Feebly I tried to turn back the conversation into its original channel. “You certainly were great in that scene with the——”
“Oh, yes, but Mary,” he interrupted again; “my how that girl does know how! She has the sure instinct.”
Et cetera, et cetera. Regarding his wife’s superior talents, Fairbanks is as consistently uplifted as a wall-motto. He is no less sensible of those attributes of hers which are not directly connected with the screen.
“Mary has so much common sense, hasn’t she?”—friends of the celebrated pair have heard Doug say this time and again.
As to Mary, I have already stated my certainty that Douglas Fairbanks represents the great romance of her life. To see her with him is to see Mary at her best. She never calls him “Doug”—indeed, I have an idea she doesn’t much like to hear his name thus shorn by other people—and somehow into her utterance of that “Douglas” you find, no matter how casual the speech, the way she really feels about him.

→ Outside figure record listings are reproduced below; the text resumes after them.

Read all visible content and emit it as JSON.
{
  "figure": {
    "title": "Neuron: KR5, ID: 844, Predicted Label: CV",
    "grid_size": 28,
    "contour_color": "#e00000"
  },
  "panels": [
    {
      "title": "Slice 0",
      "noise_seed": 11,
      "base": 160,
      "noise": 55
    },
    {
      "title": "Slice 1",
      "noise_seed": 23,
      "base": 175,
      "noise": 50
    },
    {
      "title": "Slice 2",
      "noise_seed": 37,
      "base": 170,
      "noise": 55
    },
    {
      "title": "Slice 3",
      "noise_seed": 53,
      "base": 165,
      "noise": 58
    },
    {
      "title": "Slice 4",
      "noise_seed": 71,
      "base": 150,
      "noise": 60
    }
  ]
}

Mary Pickford, according to her most intimate friends, fell in love with Douglas Fairbanks the first time she saw him—fell in love in terms on which she had never known it. As years have gone by this first mad infatuation has been directed by real understanding, by the closeness of their professional interests—most of all by a solemn gratitude on her part for the care with which he so constantly surrounds her.